Tafakkur Ulul Al-Bab dalam Kitab Anisul Muttaqien (Seri-7)

HARIANSULSEL.COM, Makassar – Tafakkur tentang akherat menghasilkan hikmah (kearifan). Hikmah menyingkap rahasia di balik sesuatu. Dan menghidupkan hati selamanya!

Tafakkur menghasilkan al-hikmah (wisdom). Demikian kutipan Syeikh Al-Palembani dari seorang sufi besar dari Damaskus, Syeikh Abu Sulaiman (w. 830 M).

Hikmah adalah derajat yang sangat mulia. Para filosof dikenal sebagai ahli hikmah. Simbol keberfungsian akal sehat. Akal yang mencegah dari segala bentuk kesesatan dan kelalaian. Menuntun perkataan dan perbuatan selaras dengan kebenaran (al-Razi). Orang yang mencapai derajat ini akan mendapat anugrah besar dari Allah (QS. Al-baqarah: 269).
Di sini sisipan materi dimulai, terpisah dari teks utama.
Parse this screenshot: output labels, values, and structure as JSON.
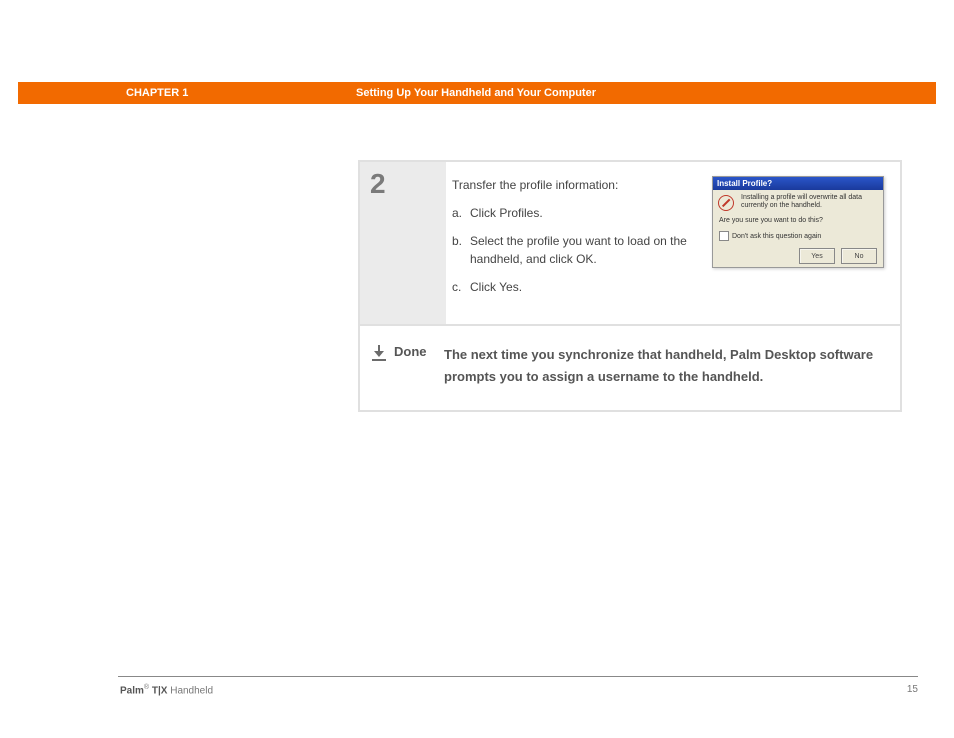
{
  "header": {
    "chapter": "CHAPTER 1",
    "title": "Setting Up Your Handheld and Your Computer"
  },
  "step": {
    "number": "2",
    "lead": "Transfer the profile information:",
    "subs": [
      {
        "label": "a.",
        "text": "Click Profiles."
      },
      {
        "label": "b.",
        "text": "Select the profile you want to load on the handheld, and click OK."
      },
      {
        "label": "c.",
        "text": "Click Yes."
      }
    ]
  },
  "dialog": {
    "title": "Install Profile?",
    "message": "Installing a profile will overwrite all data currently on the handheld.",
    "confirm": "Are you sure you want to do this?",
    "checkbox": "Don't ask this question again",
    "yes": "Yes",
    "no": "No"
  },
  "done": {
    "label": "Done",
    "text": "The next time you synchronize that handheld, Palm Desktop software prompts you to assign a username to the handheld."
  },
  "footer": {
    "brand": "Palm",
    "model": " T|X",
    "suffix": " Handheld",
    "page": "15"
  }
}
Salah satu kelompok yang disebutkan dalam Alquran sebagai ahlul hikmah adalah ulul albab. Albab terambil dari kata lubb; artinya intisari sesuatu. Ulul Albab sendiri adalah pemilik hati yang sehat dan akal pikiran yang benar. Mereka yang mampu bertafakkur sehingga terbebas dari pengaruh dan godaan hawa nafsu. Perkataannya penuh hikmah, perbuatannya adalah qudwah (contoh). Tatapannya adalah kasih sayang. Tegurannya adalah nasehat.
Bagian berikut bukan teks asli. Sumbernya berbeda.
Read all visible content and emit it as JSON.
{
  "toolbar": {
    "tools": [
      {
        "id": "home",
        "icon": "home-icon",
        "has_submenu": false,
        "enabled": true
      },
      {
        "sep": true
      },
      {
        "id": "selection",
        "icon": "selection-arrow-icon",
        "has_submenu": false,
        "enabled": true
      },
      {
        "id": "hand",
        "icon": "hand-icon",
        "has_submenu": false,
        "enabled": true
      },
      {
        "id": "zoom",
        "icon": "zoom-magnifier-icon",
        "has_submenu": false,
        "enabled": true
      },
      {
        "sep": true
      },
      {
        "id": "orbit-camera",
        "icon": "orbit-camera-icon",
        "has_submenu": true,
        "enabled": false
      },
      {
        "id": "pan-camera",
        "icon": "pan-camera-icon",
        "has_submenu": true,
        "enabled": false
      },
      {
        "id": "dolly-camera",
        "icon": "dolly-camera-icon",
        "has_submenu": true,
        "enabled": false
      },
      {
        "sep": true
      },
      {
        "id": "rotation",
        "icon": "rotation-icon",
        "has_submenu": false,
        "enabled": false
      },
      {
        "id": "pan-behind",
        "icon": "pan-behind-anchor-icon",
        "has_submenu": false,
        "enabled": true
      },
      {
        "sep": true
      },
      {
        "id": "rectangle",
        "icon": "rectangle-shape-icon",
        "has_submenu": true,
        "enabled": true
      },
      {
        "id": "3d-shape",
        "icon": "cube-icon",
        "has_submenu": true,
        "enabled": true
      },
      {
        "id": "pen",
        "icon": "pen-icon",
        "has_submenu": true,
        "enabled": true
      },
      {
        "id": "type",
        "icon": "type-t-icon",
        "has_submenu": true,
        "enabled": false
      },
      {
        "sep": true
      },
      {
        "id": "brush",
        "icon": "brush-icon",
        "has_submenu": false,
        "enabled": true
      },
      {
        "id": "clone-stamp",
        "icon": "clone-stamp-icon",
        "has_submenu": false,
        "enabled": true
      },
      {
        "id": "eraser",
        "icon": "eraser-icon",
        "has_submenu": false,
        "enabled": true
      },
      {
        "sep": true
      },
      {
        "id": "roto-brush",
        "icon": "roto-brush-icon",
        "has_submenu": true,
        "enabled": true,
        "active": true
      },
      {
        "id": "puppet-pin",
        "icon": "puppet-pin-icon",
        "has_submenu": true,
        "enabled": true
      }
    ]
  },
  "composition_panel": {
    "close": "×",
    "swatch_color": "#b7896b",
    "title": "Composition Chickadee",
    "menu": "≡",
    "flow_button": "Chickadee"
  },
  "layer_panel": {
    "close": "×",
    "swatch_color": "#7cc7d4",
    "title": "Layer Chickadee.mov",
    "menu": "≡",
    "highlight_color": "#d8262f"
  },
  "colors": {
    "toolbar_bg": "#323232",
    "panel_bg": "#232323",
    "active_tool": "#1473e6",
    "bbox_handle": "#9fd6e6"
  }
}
Maqam (derajat) ini dalam nalar sufi dikenal sebagai maqam tajalli. Yaitu perwujudan atau penampakan sifat-sifat Allah dalam diri manusia. Tajalli adalah stasion terakhir bagi kaum sufi. Perjalanan ini dicapai setelah melewati dua stasion sebelumnya, yaitu attakhalli dan attahalli. Attakhalli sendiri adalah proses pelepasan diri dari segala bentuk kelalaian. Baik lahir maupun bathin. Sementara attahalli adalah proses pengisian ulang diri dengan sifat-sifat yang terpuji.

Ulul albab sebagai ahlul hikmah telah telah mewujudkan (tajalli) sifat-sifat (al-kamal) kesempurnaan Allah dalam dirinya. Di antaranya adalah al-hakim (Maha Bijakasana). Kebijaksanaan ulul albab nampak pada segala sifat dan karakternya. Di antaranya, keberanian, keseimbangan, kepandaian dan kesederhanaan. Sifat ini menyata dalam perbuatan, perkataan. Berani dalam kebenaran. Adil dalam memutuskan perkara. Pandai dalam memberi solusi. Sederhana dalam penampilan.
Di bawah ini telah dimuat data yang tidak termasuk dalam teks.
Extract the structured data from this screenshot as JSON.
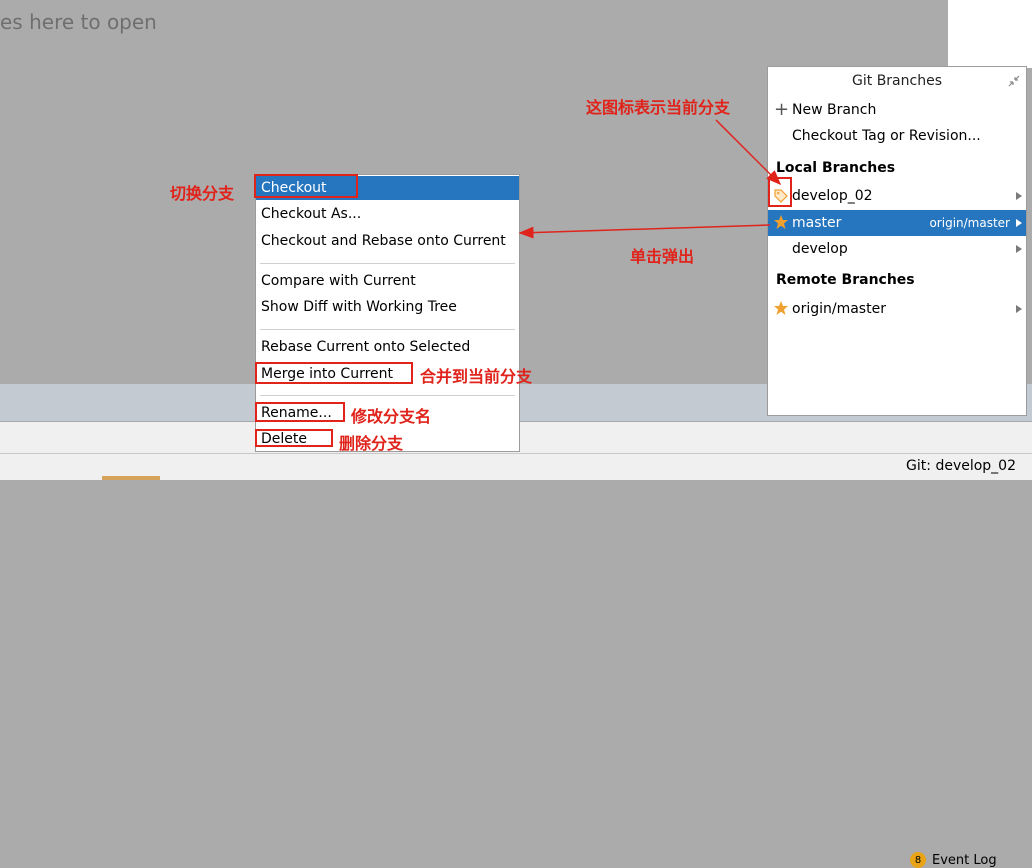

Karakter ulul albab ini terbentuk melalui proses latihan (mujahadah nafsi). Panjang dan berliku. Dan paling penting dan utama adalah buah dari tazakkur (zikir) dan tafakkur (pikir). Itulah sifat ulul albab dalam Alquran (QS.Al-Baqarah: 269). Berzikir dalam segala kondisi. Bertafakkur terhadap semua fenomena alam.

Tazakkur dan tafakkur dua hal tak terpisahkan. Syeikh Ibnu ‘Athaillah menyatakan bahwa zikir memiliki tiga tingkatan. Zikir lisan, zikir hati dan zikir akal. Zikir lisan adalah awal; simbol keislaman. Zikir hati adalah pertengahan; simbol keimanan. Dan zikir akal adalah akhir; simbol dari ihsan.

Pencapaian tingkatan ihsan inilah yang paling tinggi. Kesadaran akan kehadiran sifat-sifat Allah dalam segala hal dan kondisi. Di antara salah satu perwujudan sifat Ihsan itu sendiri adalah kemampuan membalas kejatahan (keburukan) orang lain dengan kebaikan.

Sementara tafakkur dalam tradisi sufi, menurut Prof. Nasaruddin Umar, ada lima bentuk, yaitu tafakkur tentang ayat-ayat Allah akan melahirkan ma’rifah; bertafakur tentang nikmat Allah melahirkan mahabbah; bertafakur tentang janji Allah dan pahalanya melahirkan optimisme; bertafakur tentang ancaman dan siksaan Allah melahirkan takut; dan bertafakur tentang kelalaian manusia menjauhi Allah melahirkan penyesalan.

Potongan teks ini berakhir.